DEATH RACE

F

One of the hoariest staples of prison movies is the old chestnut about the wrongly-convicted prizefighter who’s forced by the sleazy warden to participate in no-holds-barred matches inside the pen, either for his amusement or—more often—as a moneymaking venture. The idiotic twist in “Death Race” is that racecars replace boxing gloves. You can just hear the pitch meeting: “Yeah, Lou, it’s ‘Penitentiary’ meets ‘The Fast and the Furious.’” The capper must have come when they scored Jason Statham, the smoldering, blank-faced star of the “Transporter” movies, for the lead. After all, he proved he could sell pictures with little going for them but revved-up engines and fancy grillwork.

Maybe it was Statham’s presence that persuaded Joan Allen, of all people, to sign on to play the warden. Or maybe it was just that she had no other offers. One can only hope that it wasn’t the opportunity the script gave her to recite the unforgettable line, “Okay, cocks***er, f**k with me and we’ll see who sh**s on the sidewalk.” In any event, her pinched, rigid performance is even steelier than the armature on the hero’s car; she’s as monotonously inexpressive as he is.

Actually, the movie is a remake of sorts—a reworking of the ultra-cheap Roger Corman production “Death Race 2000,” from 1975, which was directed by Paul Bartel, of all people. That movie, a wild combination of action and satire, starred David Carradine as the reigning champ in a futuristic cross-country race—the new national pastime, no less—in which participants rack up points by running down pedestrians along the way. His primary competition was a thuggish pre-Rocky Sylvester Stallone. The refashioning by writer-director Paul W.S. Anderson, who’s become sort of a less prolific version of Uwe Boll, adds the prison element, and unhappily jettisons most of the humor that Corman allowed to remain in what was reportedly a far more tongue-in-cheek original version by Bartel before the producer reedited it.

What we’re left with is another apocalyptic opus (see Anderson’s “Resident Evil”) in which the U.S. has gone economically belly-up and ordinary put-upon folk are brutalized by fascistic cops. Prisons are now run by private companies, which spruce up profits by staging first fatal fist-fights and then pay-per-view car races in which the drivers, in autos recast into virtual tanks equipped with exotic weaponry, try to kill one another, with the survivors eventually facing off in a final round.

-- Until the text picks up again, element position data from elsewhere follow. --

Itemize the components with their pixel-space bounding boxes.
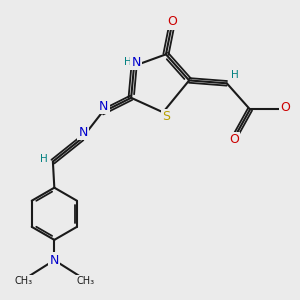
Text: N: N	[132, 56, 141, 69]
Text: H: H	[124, 57, 132, 68]
Text: H: H	[231, 70, 239, 80]
Text: S: S	[163, 110, 170, 123]
Text: H: H	[40, 154, 48, 164]
Text: CH₃: CH₃	[14, 276, 32, 286]
Text: N: N	[50, 254, 59, 267]
Text: N: N	[99, 100, 109, 113]
Text: O: O	[229, 134, 239, 146]
Text: O: O	[167, 15, 177, 28]
Text: CH₃: CH₃	[76, 276, 94, 286]
Text: O: O	[280, 100, 290, 114]
Text: N: N	[78, 126, 88, 139]
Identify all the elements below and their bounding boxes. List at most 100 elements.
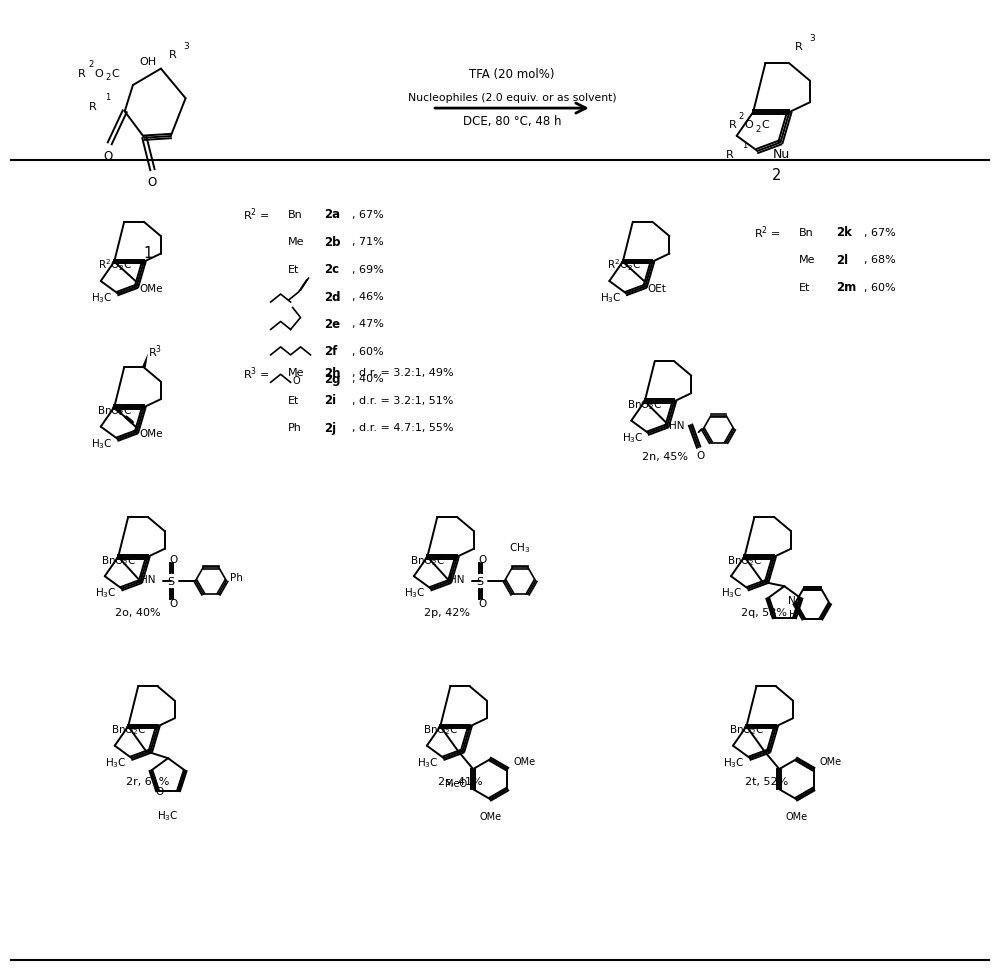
Text: O: O xyxy=(745,120,753,130)
Text: BnO$_2$C: BnO$_2$C xyxy=(627,397,663,412)
Text: , 46%: , 46% xyxy=(352,292,384,301)
Text: , 68%: , 68% xyxy=(864,255,896,265)
Text: O: O xyxy=(169,598,177,608)
Text: Ph: Ph xyxy=(230,572,243,582)
Text: HN: HN xyxy=(449,575,465,584)
Text: O: O xyxy=(169,554,177,564)
Text: , 40%: , 40% xyxy=(352,374,384,384)
Text: 2f: 2f xyxy=(324,345,338,358)
Text: MeO: MeO xyxy=(445,778,467,789)
Text: Nucleophiles (2.0 equiv. or as solvent): Nucleophiles (2.0 equiv. or as solvent) xyxy=(408,93,616,103)
Text: , d.r. = 3.2:1, 51%: , d.r. = 3.2:1, 51% xyxy=(352,395,454,405)
Text: , 69%: , 69% xyxy=(352,265,384,274)
Text: 2g: 2g xyxy=(324,372,341,386)
Text: 2: 2 xyxy=(739,112,744,121)
Text: 2: 2 xyxy=(88,60,93,69)
Text: O: O xyxy=(103,149,112,163)
Text: , 60%: , 60% xyxy=(864,282,896,293)
Text: R: R xyxy=(795,43,803,52)
Text: H$_3$C: H$_3$C xyxy=(91,437,113,451)
Text: , d.r. = 4.7:1, 55%: , d.r. = 4.7:1, 55% xyxy=(352,422,454,433)
Text: 1: 1 xyxy=(143,246,153,261)
Text: , 67%: , 67% xyxy=(352,209,384,220)
Text: BnO$_2$C: BnO$_2$C xyxy=(410,553,446,567)
Text: BnO$_2$C: BnO$_2$C xyxy=(101,553,137,567)
Text: H$_3$C: H$_3$C xyxy=(404,586,426,600)
Text: H$_3$C: H$_3$C xyxy=(600,292,621,305)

Straight-arrow Jensen Ames (Statham)—a former top-flight driver, recently fired—winds up in Warden Hennessey’s (Allen) Terminal Island lock-up, falsely convicted of killing his wife. She offers him a tasty deal: take over secretly for her most popular driver, the masked Frankenstein, who was killed in his last race; if he wins, it would count as Frank’s fifth victory and (under the rules) mean his release—which he desperately wants to get his infant daughter back.

The contest involves our steel-jawed hero with a variety on inmates: his chief adversary, Machine Gun Joe (Tyrese Gibson); his gorgeous navigator Case (Natalie Martinez); and his pit crew, Coach (Ian McShane), Lists (Frederick Koehler) and Gunner (Jacob Vargas). But the obvious audience come-on isn’t the cast, it’s the violent, explosive race action, choreographed by Anderson and his team in the fashion of the video games with which the writer-director is obviously quite familiar, and shot in spastic, hyperactive style (and somber, gray-dominated images) by cinematographer Scott Kevan. The production design, by Paul D. Austerberry, matches the visual palette with unrelenting grime and desolation. Paul Haslinger’s score is so loud it almost drowns out the sound of the engines, especially when “the urban sound” intrudes.

The only actor who emerges relatively unscathed from this mess is McShane, who adopts an ironic, tongue-in-cheek mode (and, happily, is given the few lines in the script that pass for humor). Everybody else is terrible, with Statham doing his usual stoic bit while showing off his biceps (lots of shirts-off, and sometimes pants off, shots) and Gibson scowling in the usual fashion. Apart from Allen, who’s all decked out in executive suits as she marches about like a female storm trooper, and Jensen’s demure but little-glimpsed wife, the women are utterly objectified; Anderson revels in shooting Martinez, and the other female inmates, in slo-mo that emphasizes their derrieres (in tight short shorts, of course) and exposed navels. They’re not so much convicts as behind-the-bars hookers.

“Death Race” is loud, vulgar and stupid, but what’s most amazing is that despite all the bedlam, it will probably either bore you to tears or send you into gales of unintended laughter.